When his father died later in 1825, John Gray inherited the 1.3-acre parcel with the estate and mansion. He then sold that land to George Brimmer in September 1831, adding to the total area purchased by the Massachusetts Horticultural Society. And later that fall, he helped support the Society’s financing of the cemetery land by buying three contiguous lots for the Gray family’s future needs. Since he and his wife, Elizabeth, had no children, those future needs included those of his older single brother, Frances Calley Gray, and his younger brother Horace Gray and his family. His parents were already interred in St.
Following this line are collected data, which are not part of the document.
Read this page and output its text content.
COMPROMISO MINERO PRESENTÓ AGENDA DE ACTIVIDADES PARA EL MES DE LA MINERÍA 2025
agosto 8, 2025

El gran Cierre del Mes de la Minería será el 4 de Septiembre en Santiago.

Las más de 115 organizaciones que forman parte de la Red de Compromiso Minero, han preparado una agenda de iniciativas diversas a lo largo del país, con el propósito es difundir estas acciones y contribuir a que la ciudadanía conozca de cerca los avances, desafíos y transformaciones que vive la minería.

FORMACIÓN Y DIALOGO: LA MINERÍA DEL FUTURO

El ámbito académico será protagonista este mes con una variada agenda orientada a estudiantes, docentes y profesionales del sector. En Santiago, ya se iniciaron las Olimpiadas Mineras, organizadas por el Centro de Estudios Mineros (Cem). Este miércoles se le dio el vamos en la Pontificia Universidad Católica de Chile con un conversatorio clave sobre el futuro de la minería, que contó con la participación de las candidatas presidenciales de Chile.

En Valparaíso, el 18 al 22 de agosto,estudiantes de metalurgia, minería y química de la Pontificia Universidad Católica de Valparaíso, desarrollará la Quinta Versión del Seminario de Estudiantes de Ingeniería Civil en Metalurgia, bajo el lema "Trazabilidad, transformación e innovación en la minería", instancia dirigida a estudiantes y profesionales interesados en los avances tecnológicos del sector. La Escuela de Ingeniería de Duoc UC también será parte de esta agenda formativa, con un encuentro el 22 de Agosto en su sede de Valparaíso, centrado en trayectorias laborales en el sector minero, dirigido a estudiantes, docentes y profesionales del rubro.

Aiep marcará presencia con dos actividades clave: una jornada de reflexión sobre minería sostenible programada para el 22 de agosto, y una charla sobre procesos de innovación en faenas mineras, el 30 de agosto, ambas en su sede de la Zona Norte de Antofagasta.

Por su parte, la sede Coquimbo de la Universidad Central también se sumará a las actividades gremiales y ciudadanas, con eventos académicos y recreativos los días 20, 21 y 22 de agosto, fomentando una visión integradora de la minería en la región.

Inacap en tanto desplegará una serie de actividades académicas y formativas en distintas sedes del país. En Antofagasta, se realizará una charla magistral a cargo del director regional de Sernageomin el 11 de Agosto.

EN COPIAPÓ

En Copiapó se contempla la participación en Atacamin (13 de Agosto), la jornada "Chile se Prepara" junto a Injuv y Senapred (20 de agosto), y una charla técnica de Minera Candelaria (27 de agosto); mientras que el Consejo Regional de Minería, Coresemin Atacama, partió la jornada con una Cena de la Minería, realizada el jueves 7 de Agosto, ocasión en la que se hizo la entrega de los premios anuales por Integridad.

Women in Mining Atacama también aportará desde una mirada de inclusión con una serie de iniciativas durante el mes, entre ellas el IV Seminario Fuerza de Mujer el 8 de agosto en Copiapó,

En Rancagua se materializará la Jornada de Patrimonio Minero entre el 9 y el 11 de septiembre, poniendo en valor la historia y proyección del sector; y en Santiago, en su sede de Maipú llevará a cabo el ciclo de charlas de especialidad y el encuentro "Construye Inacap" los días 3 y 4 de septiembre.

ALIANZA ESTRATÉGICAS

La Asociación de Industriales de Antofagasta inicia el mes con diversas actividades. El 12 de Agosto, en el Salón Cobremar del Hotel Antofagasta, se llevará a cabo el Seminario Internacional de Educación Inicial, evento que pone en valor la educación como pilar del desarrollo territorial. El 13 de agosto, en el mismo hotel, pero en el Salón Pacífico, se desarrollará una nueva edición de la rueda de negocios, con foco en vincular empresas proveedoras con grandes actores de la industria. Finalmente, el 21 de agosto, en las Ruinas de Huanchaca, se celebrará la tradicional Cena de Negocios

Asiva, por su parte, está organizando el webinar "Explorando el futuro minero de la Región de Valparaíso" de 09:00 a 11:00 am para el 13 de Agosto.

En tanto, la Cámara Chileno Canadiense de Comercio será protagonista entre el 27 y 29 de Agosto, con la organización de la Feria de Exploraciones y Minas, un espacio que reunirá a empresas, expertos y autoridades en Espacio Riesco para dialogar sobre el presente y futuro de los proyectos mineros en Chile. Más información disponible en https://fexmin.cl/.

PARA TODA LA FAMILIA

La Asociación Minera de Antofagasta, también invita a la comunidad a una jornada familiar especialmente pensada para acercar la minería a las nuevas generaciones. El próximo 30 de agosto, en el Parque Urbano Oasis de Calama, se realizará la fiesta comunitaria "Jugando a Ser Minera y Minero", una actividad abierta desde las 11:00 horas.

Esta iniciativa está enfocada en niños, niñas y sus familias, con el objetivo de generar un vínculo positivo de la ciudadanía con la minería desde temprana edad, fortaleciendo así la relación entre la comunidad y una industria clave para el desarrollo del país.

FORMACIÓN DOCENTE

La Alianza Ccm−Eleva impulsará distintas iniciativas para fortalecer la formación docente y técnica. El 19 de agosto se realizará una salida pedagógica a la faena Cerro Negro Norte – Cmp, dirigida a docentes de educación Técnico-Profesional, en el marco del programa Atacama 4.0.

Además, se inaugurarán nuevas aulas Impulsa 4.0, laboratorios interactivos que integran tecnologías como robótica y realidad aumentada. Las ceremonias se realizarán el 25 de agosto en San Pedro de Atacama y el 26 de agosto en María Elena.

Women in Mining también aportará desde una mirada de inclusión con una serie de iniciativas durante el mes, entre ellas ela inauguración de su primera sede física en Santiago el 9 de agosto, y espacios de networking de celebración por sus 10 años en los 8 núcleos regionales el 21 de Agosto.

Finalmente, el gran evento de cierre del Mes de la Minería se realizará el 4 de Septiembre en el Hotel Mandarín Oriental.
Paul’s Cathedral on Tremont Street in Boston.
Located on a foothill by the intersection of Hemlock and Lily Paths, the Gray family lots are on a line from the original mansion house site to the Mount Auburn mount. Perhaps the lots were chosen by John and Elizabeth for existing views both from and to the mansion. 25 years after their purchase, the first burial was of Frances Calley Gray in 1856. His poignant marble memorial of an old loyal dog catches one’s attention to this day. The next burial was of Horace Gray in 1873, marked by a simple marble stone. John’s wife, Elizabeth Pickering Gardner Gray (aunt to Isabella Stewart Gardner’s husband), followed in 1879, and John joined her in 1881 (Fig. 4).


What should John Gray be remembered for today? Certainly his support of the Cemetery during its first year is important. This included his leadership in the Massachusetts Horticultural Society as well as personal decisions to sell land to complete the cemetery and provide financial support by buying lots. Later he was a Trustee from 1845-1849 and a neighbor for fifty years. It is easy to imagine, though, that as a horticulturist he must have been at least initially disappointed when the Massachusetts Horticultural Society’s goal of developing experimental gardens in or near his former 1.3 acres was dropped by 1835 when Mount Auburn became a separate corporation.
Meanwhile, the Larchwood Neighborhood still memorializes him as well, especially his interest in trees. Its name was inspired by the trees he and other family descendants planted at the edge of the estate for privacy. Many of these interesting estate trees were saved by the architectural landscape firm Pray Hubbard and White when they planned the neighborhood in 1915. A few from the Gray estate survive to this day. (Fig. 6 – top photo. A memorial commemorating the 100th birthday of the neighborhood placed in the Larchwood cul de sac on Fresh Pond Lane. Photo by Karen Falb.)

Karen Falb is a retired biology teacher and landscape historian. She and her husband, Peter Falb, have enjoyed the Cemetery’s beauty and history for almost 50 years as neighbors living in the Larchwood Neighborhood, almost on the original site of the Gray’s family mansion now located on Larch Road.